Hola, línea Bancocualquiera, me quiero suicidar, escribe algún cándido cibernauta que está hecho jirones. Hola, buenos días, Cándido, contesta el texto predictivo. Cuéntamelo todo, dice casi orgánicamente. Y el cándido se confiesa ante una caja vacía. Como en la iglesia, pues. En casa las cosas no van bien. Su banco me está cobrando tanto porcentaje injusto en comisiones. Ya no puedo más, dice el afligido. Afligido, tienes mucho por vivir. No sabes qué tan común es que los clientes de nuestro banco tengan fantasías suicidas, bromea el robot parlanchín. Aguanta. Nosotros estamos ahí para ti. Somos tu verdadera familia. Mejores que tu familia. Recuerda el proverbio budista: el dolor es inevitable pero el sufrimiento es opcional.
Atribulado empieza a ceder: gracias, chatito, no había pensado en todo lo que tengo y cuánto lo amo. Amo con la fuerza de mil gorriones sabios, agrega el otrora quejoso. Cuando el dolor es insoportable, nos destruye; cuando no nos destruye, es que es soportable, masculla el robot de Rafa sin darle crédito al emperador Marco Aurelio. Entre imperios se permite el saqueo intelectual. Los lobos se alimentan de corderos, afirmó un respetadísimo intelectual mexicano. Los vivos, de los muertos. Es un alivio escuchar eso, Ingenuo, se escribe en la conversación preconfigurada, ¿por cierto, ya te diste de alta en nuestro nuevo programa de recompensas? Si lo contratas ahora…
En un punto de la madrugada en el que antes de la televisión por cable había estática o barras de colores llega un mensaje de la chica que conocí en internet (¿realmente se llega a conocer a alguien?). En la tele pasan la repetición de la lucha libre: Fantomas El Sucio le pide el divorcio a Reyna Rosalía, campeona mundial de peso enano. Acompañado de un notario, el rudo le exige la mitad de sus bienes y la custodia de un joven y acrobático luchador llamado Elohim, su hijo biológico. La patria potestad se juega en un combate que involucra sillas, tachuelas y tubos de led. Pronto, los tres se aplican todo tipo de castigos en medio del ring. Y aún así hay gente que se atreve a pensar que la lucha es falsa.
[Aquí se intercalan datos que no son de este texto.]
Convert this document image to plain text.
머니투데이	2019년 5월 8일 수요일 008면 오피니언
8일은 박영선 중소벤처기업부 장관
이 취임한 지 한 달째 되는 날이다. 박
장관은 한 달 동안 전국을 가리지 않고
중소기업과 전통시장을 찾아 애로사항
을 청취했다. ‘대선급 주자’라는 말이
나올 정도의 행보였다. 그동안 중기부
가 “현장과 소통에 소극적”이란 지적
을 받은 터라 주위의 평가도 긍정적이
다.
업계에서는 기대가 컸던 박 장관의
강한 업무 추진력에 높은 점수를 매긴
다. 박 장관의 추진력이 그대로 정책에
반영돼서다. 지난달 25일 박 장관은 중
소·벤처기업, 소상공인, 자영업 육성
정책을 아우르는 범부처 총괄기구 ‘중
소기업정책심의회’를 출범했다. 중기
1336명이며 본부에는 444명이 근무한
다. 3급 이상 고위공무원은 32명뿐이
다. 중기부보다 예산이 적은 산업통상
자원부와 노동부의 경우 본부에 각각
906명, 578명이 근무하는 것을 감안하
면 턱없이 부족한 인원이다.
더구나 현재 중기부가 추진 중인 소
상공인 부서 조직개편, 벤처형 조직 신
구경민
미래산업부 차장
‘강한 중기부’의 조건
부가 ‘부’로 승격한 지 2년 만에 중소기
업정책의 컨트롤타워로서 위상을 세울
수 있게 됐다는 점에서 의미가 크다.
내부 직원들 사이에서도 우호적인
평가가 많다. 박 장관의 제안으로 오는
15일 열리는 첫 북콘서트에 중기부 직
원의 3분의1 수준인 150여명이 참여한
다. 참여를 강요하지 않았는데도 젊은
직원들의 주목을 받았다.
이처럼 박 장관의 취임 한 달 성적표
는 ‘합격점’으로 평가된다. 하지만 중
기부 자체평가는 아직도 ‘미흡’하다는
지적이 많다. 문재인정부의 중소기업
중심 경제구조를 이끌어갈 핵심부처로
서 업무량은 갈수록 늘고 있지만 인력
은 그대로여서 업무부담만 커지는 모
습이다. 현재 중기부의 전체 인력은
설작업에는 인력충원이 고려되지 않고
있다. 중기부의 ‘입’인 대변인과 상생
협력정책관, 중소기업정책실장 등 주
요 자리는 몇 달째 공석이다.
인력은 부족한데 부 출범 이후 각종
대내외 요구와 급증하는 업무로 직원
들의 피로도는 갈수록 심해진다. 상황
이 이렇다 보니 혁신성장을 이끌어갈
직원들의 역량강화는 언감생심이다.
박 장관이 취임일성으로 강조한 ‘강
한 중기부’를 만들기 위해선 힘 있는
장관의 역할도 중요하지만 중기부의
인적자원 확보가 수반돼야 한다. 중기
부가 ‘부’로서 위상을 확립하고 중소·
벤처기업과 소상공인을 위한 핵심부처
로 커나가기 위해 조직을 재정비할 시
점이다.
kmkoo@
En su mensaje la chica que conocí por internet me cuenta su día. En su pueblo estuvieron a chorromil grados bajo cero y ella llevaba un vestido rojo subido. Se le congelaron hasta las anginas. Sus compañeros de trabajo la convirtieron tan progresivamente en una guardería no certificada del seguro social que no se dio cuenta. Está rodeada de chamacos preguntones mientras trabaja en su cubículo. Esto durará hasta que regresen a clases, me dice entre apesadumbrada y también un poco maternal. Después manda la foto de un cielo que nunca se ha visto en la ciudad: sin cables y azul. Y me dice que algún día debería de ir a Chihuahua.
Yo me recuesto en un tapete a lado de la cama de mi abuela esperando que nunca me pregunte si quiero comprar un tiempo compartido.